Search This Blog

Sunday, February 2, 2025

Night-Rise by Katherine Maclean

 First appeared in Alice Laurance's Cassandra Rising. Reprinted by Ursula K. Le Guin and Brian Attebery.

Summary:

A reporter takes in the story of a "Dark Christ"--a person or people who are, in this world, not necessarily anti-Christ or maybe they are. They are described more in terms of Yin-Yang--the destructive version of Christ. The reporter is witness to a murder.

Discussion (with Spoilers):

The reporter does not report the crime. Drunk, he goes down to the docks and he himself is killed by the same group.

It has long been a debate whether journalists should be involved in news or just report on it. If the journalist had reported them, perhaps he might have still been alive.

This is philosophical fiction, yes, but is this SF? It speculates on this religion, but it could as well be of our world now or in the past.

Probably the most interesting thing about the story is where it appeared. The editor opens with a small window on women in SF and probably one of the more interesting looks women in SF, looking at the male writers, too, discussing what she considered worthwhile portrayals of female characters. 

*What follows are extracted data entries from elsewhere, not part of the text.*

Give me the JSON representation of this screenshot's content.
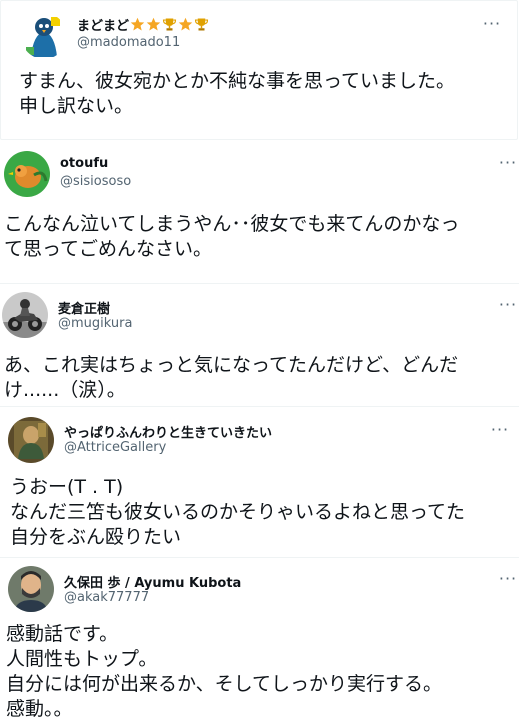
{
  "tweets": [
    {
      "name": "まどまど",
      "handle": "@madomado11",
      "badges": [
        "star-icon",
        "star-icon",
        "trophy-icon",
        "star-icon",
        "trophy-icon"
      ],
      "lines": [
        "すまん、彼女宛かとか不純な事を思っていました。",
        "申し訳ない。"
      ]
    },
    {
      "name": "otoufu",
      "handle": "@sisiososo",
      "lines": [
        "こんなん泣いてしまうやん･･彼女でも来てんのかなっ",
        "て思ってごめんなさい。"
      ]
    },
    {
      "name": "麦倉正樹",
      "handle": "@mugikura",
      "lines": [
        "あ、これ実はちょっと気になってたんだけど、どんだ",
        "け......（涙）。"
      ]
    },
    {
      "name": "やっぱりふんわりと生きていきたい",
      "handle": "@AttriceGallery",
      "lines": [
        "うおー(T . T)",
        "なんだ三笘も彼女いるのかそりゃいるよねと思ってた",
        "自分をぶん殴りたい"
      ]
    },
    {
      "name": "久保田 歩 / Ayumu Kubota",
      "handle": "@akak77777",
      "lines": [
        "感動話です。",
        "人間性もトップ。",
        "自分には何が出来るか、そしてしっかり実行する。",
        "感動。。"
      ]
    }
  ],
  "more_label": "···",
  "colors": {
    "star": "#f5a623",
    "trophy": "#e0a100",
    "handle": "#536471"
  }
}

Moreover, some complained about the political nature of Le Guin's The Norton Book of Science Fiction. And we have a story that no one else noticed (which could be cool, rescuing a good story from obscurity), but it isn't really SF, which lends some credence to the complaint.

While written by a woman, however, the story is about a man. Given the above, is this meant to be a critique of men? Let's come back to this after parsing possibilities.

So we have a religion who feels free to take lives. There's no discussion of the beliefs, per se, so maybe it could be any affiliation--political, social--except they define themselves as like but opposite of Christ.

They kill a man who is interested in boys. Is this ethical? If it is, then a journalist who doesn't report this murder, shouldn't be held responsible, but yet he is killed as well. Why? Is it because he drank? Is that ethical? Are both murders justified or neither or only one? How do you as a reader feel about the murders?

Once we establish this, we might understand better how we might feel toward the murder of the journalist. Because we inhabit the journalist, my suspicion is that we are meant to find some empathy toward him. Not always, of course. And maybe not completely. 

"[The journalist] imagined he saw young, sympathetic faces around him, sympathetic but mistaken. But it was took black, he could see nothing.

"Trying to speak, felt the caress of white silk around his neck." 

The speaker gives positive attributes to the killers ("sympathetic" and caress") but also calls them "mistaken." In retrospect, he sees himself as blind (or "could see nothing.") 

Back to the topic of men and women, then, what does this suggest about male and female traits? Is this meant to suggest that men are more likely to kill and turn a blind eye?